Toepasselijke wetsartikelen.

De beslissing is gegrond op de artikelen:
art. 9, 22c, 22d, 248b van het Wetboek van Strafrecht.

DE UITSPRAAK

De rechtbank:
Verklaart het ten laste gelegde bewezen zoals hiervoor is omschreven.
Verklaart niet bewezen hetgeen verdachte meer of anders is ten laste gelegd dan hiervoor bewezen is verklaard en spreekt hem daarvan vrij.
Het bewezen verklaarde levert op het misdrijf:
ontucht plegen met iemand die zich beschikbaar stelt tot het verrichten van seksuele handelingen met een derde tegen betaling en die de leeftijd van zestien jaren maar nog niet de leeftijd van achttien jaren heeft bereikt
Verklaart verdachte hiervoor strafbaar.
Legt op de volgende straffen.

een gevangenisstraf voor de duur van 1 dag

een taakstraf voor de duur van 120 uren subsidiair 60 dagen hechtenis

Beslissing op de vordering van benadeelde partij [slachtoffer] :
Verklaart de benadeelde partij [slachtoffer] niet-ontvankelijk in de vordering.
Compenseert de kosten van partijen aldus, dat elke partij de eigen kosten draagt.
Dit vonnis is gewezen door:
mr.

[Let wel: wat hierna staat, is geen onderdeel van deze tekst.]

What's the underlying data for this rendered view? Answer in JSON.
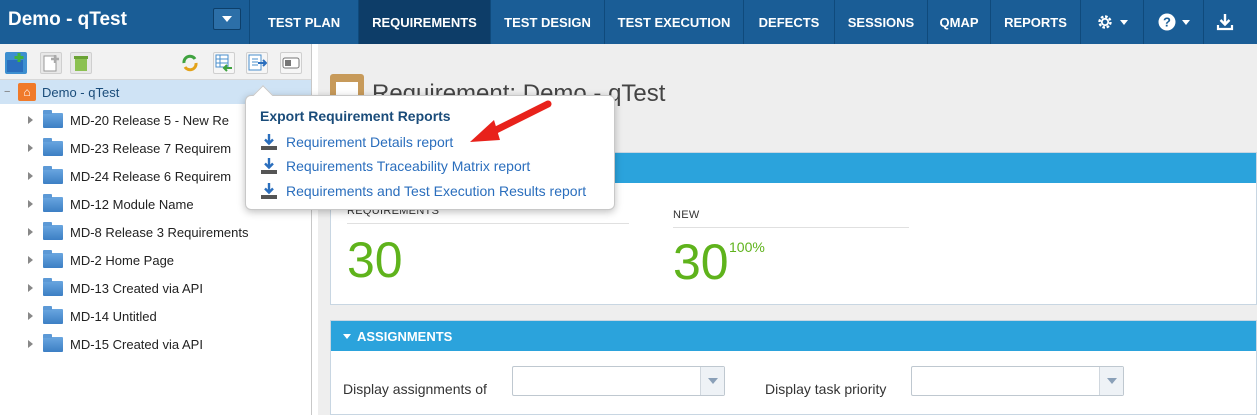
{
  "app": {
    "title": "Demo - qTest"
  },
  "nav": {
    "tabs": [
      {
        "label": "TEST PLAN",
        "active": false
      },
      {
        "label": "REQUIREMENTS",
        "active": true
      },
      {
        "label": "TEST DESIGN",
        "active": false
      },
      {
        "label": "TEST EXECUTION",
        "active": false
      },
      {
        "label": "DEFECTS",
        "active": false
      },
      {
        "label": "SESSIONS",
        "active": false
      },
      {
        "label": "QMAP",
        "active": false
      },
      {
        "label": "REPORTS",
        "active": false
      }
    ],
    "icons": [
      "gear-icon",
      "help-icon",
      "download-icon"
    ]
  },
  "tree": {
    "root": "Demo - qTest",
    "items": [
      "MD-20 Release 5 - New Re",
      "MD-23 Release 7 Requirem",
      "MD-24 Release 6 Requirem",
      "MD-12 Module Name",
      "MD-8 Release 3 Requirements",
      "MD-2 Home Page",
      "MD-13 Created via API",
      "MD-14 Untitled",
      "MD-15 Created via API"
    ]
  },
  "main": {
    "title": "Requirement: Demo - qTest",
    "stats": {
      "requirements_label": "REQUIREMENTS",
      "requirements_value": "30",
      "new_label": "NEW",
      "new_value": "30",
      "new_pct": "100%"
    },
    "assignments": {
      "header": "ASSIGNMENTS",
      "display_assignments_label": "Display assignments of",
      "display_priority_label": "Display task priority"
    }
  },
  "popup": {
    "title": "Export Requirement Reports",
    "items": [
      "Requirement Details report",
      "Requirements Traceability Matrix report",
      "Requirements and Test Execution Results report"
    ]
  },
  "colors": {
    "nav_bg": "#1a5d96",
    "nav_active": "#0d3d68",
    "panel_header": "#2ba3dc",
    "stat_green": "#5fb31c",
    "link_blue": "#2a6ebd",
    "annotation_arrow": "#e8221b"
  }
}
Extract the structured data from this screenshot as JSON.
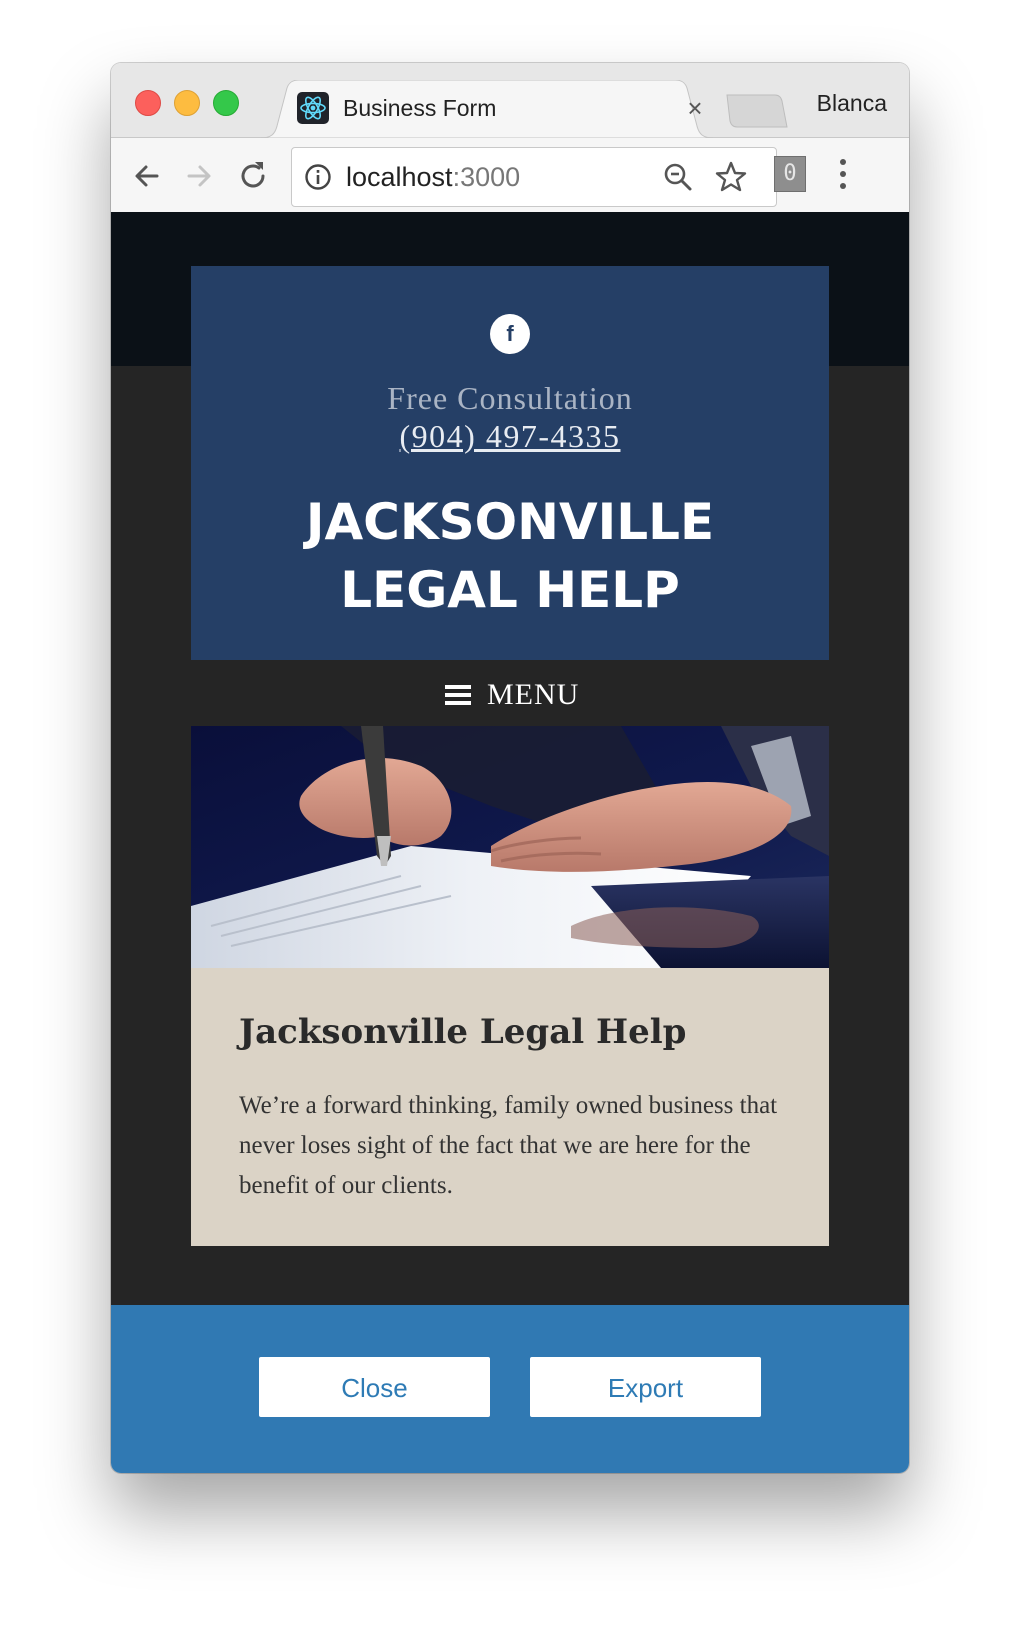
{
  "browser": {
    "tab_title": "Business Form",
    "tab_favicon": "react-icon",
    "profile_name": "Blanca",
    "url_host": "localhost",
    "url_port": ":3000",
    "extension_badge": "0"
  },
  "site": {
    "social_icon_label": "f",
    "consultation_text": "Free Consultation",
    "phone": "(904) 497-4335",
    "title_line1": "JACKSONVILLE",
    "title_line2": "LEGAL HELP",
    "menu_label": "MENU"
  },
  "content": {
    "heading": "Jacksonville Legal Help",
    "body": "We’re a forward thinking, family owned business that never loses sight of the fact that we are here for the benefit of our clients."
  },
  "footer": {
    "close_label": "Close",
    "export_label": "Export"
  },
  "colors": {
    "header_blue": "#253f66",
    "page_dark": "#252525",
    "card_beige": "#dbd3c6",
    "footer_blue": "#3079b3"
  }
}
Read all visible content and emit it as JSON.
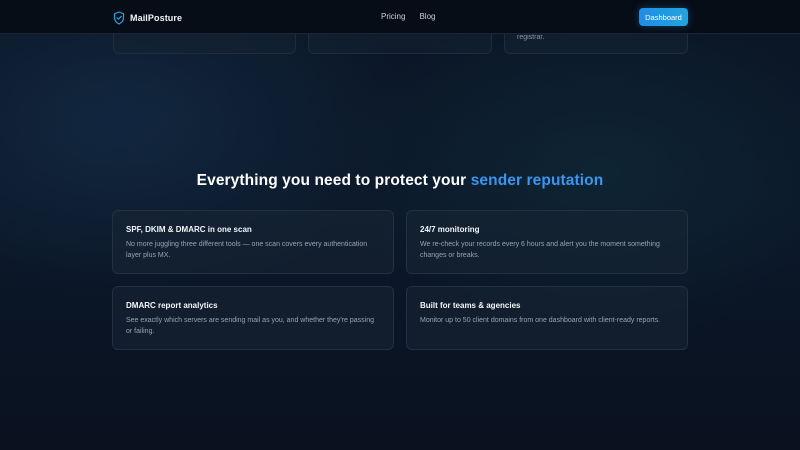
{
  "nav": {
    "brand": "MailPosture",
    "links": [
      "Pricing",
      "Blog"
    ],
    "cta": "Dashboard"
  },
  "top_cards": {
    "third_text": "registrar."
  },
  "section": {
    "title_main": "Everything you need to protect your ",
    "title_accent": "sender reputation"
  },
  "features": [
    {
      "title": "SPF, DKIM & DMARC in one scan",
      "desc": "No more juggling three different tools — one scan covers every authentication layer plus MX."
    },
    {
      "title": "24/7 monitoring",
      "desc": "We re-check your records every 6 hours and alert you the moment something changes or breaks."
    },
    {
      "title": "DMARC report analytics",
      "desc": "See exactly which servers are sending mail as you, and whether they're passing or failing."
    },
    {
      "title": "Built for teams & agencies",
      "desc": "Monitor up to 50 client domains from one dashboard with client-ready reports."
    }
  ],
  "colors": {
    "accent": "#3a96f0",
    "cta": "#1f8de6",
    "background": "#0b1626"
  },
  "icons": {
    "brand": "shield-check-icon"
  }
}
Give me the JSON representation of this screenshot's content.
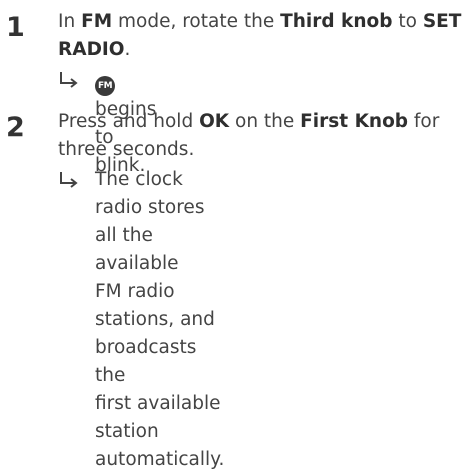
{
  "steps": [
    {
      "number": "1",
      "line1": {
        "a": "In ",
        "b": "FM",
        "c": " mode, rotate the ",
        "d": "Third knob",
        "e": " to ",
        "f": "SET"
      },
      "line2": {
        "a": "RADIO",
        "b": "."
      },
      "result": {
        "icon_name": "fm-icon",
        "icon_text": "FM",
        "text": "begins to blink."
      }
    },
    {
      "number": "2",
      "line1": {
        "a": "Press and hold ",
        "b": "OK",
        "c": " on the ",
        "d": "First Knob",
        "e": " for"
      },
      "line2": {
        "a": "three seconds."
      },
      "result": {
        "lines": [
          "The clock radio stores all the available",
          "FM radio stations, and broadcasts the",
          "first available station automatically."
        ]
      }
    }
  ]
}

T. Kraniotis, voorzitter,
mr. J.H.P.G. Wielders en mr. A.E. de Kryger, leden,
in tegenwoordigheid van mr. F.H.R.M. Robbers, griffier,
en is uitgesproken op 23 december 2021.

Voetnoten

1.Wanneer hierna wordt verwezen naar een proces-verbaal (ZD/PD), wordt – tenzij anders vermeld – bedoeld een proces-verbaal, opgemaakt in de wettelijke vorm door daartoe bevoegde opsporingsambtenaren opgenomen in het einddossier (zaakdossier/persoonsdossier t.a.v. verdachte [verdachte] ) van de politie Eenheid Oost-Brabant, Dienst Regionale Recherche, team Migratiecriminaliteit en Mensenhandel (OB), onderzoeksnummer OBRCC19005, onderzoek Delhi, afgesloten op 23 maart 2020, aantal pagina’s: 1 tot en met 68. Waar wordt verwezen naar bijlagen betreffen dit de bijlagen opgenomen in genoemd einddossier.
2.Proces-verbaal ter terechtzitting, verklaring van verdachte ter terechtzitting.
3.Proces-verbaal (ZD/PD) van bevindingen WhtasApp [telefoonummer] (bijlage, pagina 24).
4.Proces-verbaal (ZD/PD) van bevindingen WhtasApp [telefoonummer] (pagina 21).